Setelah menyerahkan kotak paketnya, kurir itu langsung naik ke atas motornya lagi dan berlalu pergi meninggalkan Kaivan yang memandangi kotak di tangannya.

"Paket apa?" Kaivan mengerutkan keningnya ketika tidak ada informasi pengirim, di sana hanya tertulis nama dan alamat penerima.

Kaivan mengguncang kotak itu sampai menimbulkan suara. Karena penasaran, ia pun membuka kotak itu.

Baru saja ia membuka selotip nya, bau tak sedap langsung menyeruak. Kaivan dengan tergesa gesa membuka kotak itu. Matanya sedikit membelalak ketika melihat organ dalam manusia yang sudah membusuk dan di gerogoti belatung.

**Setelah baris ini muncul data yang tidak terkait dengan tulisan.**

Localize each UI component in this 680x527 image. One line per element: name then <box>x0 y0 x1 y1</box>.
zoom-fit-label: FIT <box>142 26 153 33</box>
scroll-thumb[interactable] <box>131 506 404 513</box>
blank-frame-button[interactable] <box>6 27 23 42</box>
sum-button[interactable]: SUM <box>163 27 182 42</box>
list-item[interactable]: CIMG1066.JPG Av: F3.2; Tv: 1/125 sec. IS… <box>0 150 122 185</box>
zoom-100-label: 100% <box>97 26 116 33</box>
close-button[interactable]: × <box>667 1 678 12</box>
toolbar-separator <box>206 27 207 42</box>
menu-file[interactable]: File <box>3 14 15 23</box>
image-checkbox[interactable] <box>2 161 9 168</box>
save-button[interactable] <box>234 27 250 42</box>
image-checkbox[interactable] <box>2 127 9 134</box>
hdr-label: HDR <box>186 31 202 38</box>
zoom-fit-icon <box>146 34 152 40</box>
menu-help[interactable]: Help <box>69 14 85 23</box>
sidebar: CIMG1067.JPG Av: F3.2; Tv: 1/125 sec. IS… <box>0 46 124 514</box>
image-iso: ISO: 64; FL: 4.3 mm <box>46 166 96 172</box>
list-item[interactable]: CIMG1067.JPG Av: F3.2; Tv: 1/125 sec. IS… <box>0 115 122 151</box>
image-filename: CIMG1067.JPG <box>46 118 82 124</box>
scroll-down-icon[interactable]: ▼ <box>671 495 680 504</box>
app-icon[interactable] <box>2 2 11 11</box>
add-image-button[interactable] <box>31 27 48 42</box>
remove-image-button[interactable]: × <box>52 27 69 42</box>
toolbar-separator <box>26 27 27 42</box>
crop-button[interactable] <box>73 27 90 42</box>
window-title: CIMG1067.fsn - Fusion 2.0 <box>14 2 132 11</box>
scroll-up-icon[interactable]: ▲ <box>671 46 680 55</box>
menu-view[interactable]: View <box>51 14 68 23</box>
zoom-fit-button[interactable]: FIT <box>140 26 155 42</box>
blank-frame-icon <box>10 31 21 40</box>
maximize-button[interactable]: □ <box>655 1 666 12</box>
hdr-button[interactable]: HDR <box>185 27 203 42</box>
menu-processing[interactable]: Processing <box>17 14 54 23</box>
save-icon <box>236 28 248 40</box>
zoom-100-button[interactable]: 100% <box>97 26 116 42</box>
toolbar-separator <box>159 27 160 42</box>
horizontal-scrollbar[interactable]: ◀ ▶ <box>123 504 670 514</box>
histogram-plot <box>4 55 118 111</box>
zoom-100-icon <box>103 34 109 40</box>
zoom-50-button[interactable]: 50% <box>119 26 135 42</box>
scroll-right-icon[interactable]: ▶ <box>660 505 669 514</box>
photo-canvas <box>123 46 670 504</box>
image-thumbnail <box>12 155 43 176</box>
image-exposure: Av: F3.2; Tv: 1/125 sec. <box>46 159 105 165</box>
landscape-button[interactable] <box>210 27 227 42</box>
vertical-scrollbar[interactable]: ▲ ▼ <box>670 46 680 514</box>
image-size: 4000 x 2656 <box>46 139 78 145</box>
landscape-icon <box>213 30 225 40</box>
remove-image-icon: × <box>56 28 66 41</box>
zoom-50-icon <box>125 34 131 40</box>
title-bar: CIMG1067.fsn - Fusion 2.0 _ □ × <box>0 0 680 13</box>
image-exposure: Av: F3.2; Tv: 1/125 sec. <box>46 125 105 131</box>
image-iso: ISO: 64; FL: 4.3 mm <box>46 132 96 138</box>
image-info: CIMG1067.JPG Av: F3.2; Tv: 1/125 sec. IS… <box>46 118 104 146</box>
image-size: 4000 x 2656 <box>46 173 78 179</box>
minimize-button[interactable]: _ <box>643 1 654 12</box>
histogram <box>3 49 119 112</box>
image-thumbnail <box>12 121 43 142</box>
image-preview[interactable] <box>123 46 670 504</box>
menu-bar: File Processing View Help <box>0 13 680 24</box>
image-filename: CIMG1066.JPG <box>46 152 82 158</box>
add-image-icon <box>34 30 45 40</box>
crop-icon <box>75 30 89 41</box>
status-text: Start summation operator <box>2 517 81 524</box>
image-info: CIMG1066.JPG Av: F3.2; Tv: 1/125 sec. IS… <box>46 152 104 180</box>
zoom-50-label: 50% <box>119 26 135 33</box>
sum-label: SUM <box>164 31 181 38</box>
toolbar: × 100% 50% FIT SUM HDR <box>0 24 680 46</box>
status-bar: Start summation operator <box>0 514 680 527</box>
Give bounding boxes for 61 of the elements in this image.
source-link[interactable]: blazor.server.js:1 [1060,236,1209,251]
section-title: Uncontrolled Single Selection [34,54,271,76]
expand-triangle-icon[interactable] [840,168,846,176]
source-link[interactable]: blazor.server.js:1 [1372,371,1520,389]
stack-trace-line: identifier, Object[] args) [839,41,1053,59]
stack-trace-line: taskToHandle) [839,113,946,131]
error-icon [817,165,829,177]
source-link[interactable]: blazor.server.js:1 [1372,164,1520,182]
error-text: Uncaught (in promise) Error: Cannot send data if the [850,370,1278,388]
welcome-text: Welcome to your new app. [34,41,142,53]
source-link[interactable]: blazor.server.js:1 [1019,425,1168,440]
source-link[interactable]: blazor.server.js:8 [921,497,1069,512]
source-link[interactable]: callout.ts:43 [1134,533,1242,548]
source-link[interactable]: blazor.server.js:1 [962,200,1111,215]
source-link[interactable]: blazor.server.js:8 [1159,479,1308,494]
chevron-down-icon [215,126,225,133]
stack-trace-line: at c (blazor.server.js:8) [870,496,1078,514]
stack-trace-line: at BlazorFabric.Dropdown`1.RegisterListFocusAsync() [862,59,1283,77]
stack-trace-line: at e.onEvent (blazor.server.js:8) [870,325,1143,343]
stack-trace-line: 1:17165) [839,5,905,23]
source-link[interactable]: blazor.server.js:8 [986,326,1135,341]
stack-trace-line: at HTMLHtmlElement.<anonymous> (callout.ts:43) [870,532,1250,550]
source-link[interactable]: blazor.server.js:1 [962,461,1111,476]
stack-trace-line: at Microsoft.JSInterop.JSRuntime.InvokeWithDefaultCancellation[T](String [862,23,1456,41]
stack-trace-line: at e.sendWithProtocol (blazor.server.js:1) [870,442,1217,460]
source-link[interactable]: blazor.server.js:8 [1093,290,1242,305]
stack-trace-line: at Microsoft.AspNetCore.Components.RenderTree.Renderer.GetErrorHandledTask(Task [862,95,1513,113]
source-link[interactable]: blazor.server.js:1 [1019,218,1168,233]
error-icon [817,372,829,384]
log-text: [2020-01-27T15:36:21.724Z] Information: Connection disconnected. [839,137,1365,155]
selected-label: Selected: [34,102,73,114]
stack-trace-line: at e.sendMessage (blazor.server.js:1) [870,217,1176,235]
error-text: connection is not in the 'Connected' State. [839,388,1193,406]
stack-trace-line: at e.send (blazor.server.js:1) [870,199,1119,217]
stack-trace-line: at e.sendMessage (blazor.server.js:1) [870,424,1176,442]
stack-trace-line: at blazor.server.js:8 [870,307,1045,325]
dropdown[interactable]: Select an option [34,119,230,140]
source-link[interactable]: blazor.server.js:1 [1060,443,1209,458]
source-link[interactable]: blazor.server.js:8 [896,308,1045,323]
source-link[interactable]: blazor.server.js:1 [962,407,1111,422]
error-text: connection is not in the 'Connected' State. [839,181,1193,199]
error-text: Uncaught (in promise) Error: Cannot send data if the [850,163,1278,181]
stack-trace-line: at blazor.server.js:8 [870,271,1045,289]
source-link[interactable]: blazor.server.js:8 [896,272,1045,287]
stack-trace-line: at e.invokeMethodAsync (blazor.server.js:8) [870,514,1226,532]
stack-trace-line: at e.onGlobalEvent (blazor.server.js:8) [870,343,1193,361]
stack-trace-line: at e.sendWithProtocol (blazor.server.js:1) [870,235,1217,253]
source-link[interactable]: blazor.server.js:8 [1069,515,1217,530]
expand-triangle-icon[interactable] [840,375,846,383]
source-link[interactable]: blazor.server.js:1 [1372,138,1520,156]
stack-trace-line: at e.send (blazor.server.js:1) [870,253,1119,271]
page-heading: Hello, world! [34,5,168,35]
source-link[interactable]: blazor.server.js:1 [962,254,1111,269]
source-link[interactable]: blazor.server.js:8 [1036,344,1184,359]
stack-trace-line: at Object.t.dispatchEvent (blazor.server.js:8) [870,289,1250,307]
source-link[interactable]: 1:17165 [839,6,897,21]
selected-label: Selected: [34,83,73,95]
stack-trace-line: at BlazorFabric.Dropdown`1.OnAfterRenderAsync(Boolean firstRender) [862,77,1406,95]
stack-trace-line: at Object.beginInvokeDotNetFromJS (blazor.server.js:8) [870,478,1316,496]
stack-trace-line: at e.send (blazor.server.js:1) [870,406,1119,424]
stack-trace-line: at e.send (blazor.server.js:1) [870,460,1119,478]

Kening Kaivan berkerut ketika melihat sebuah kertas dengan dipenuhi bercak darah dan beberapa belatung yang menempel.

Tangan Kaivan terulur mengambil kertas itu, dan membaca tulisan yang tertera disana.

"Jangan kira dengan kau yang berasal dari keluarga terpandang kau akan lepas dariku, Evan."

Wajah Kaivan menggelap, ia mengerti isi dari 'paket' itu. Ia kembali meletakkan kertas itu di salam kotak dan menutupnya.

Dukk

Kaivan membanting kotak itu ke dalam tong sampah hingga isi dari kotak itu keluar. Tangannya mengepal erat.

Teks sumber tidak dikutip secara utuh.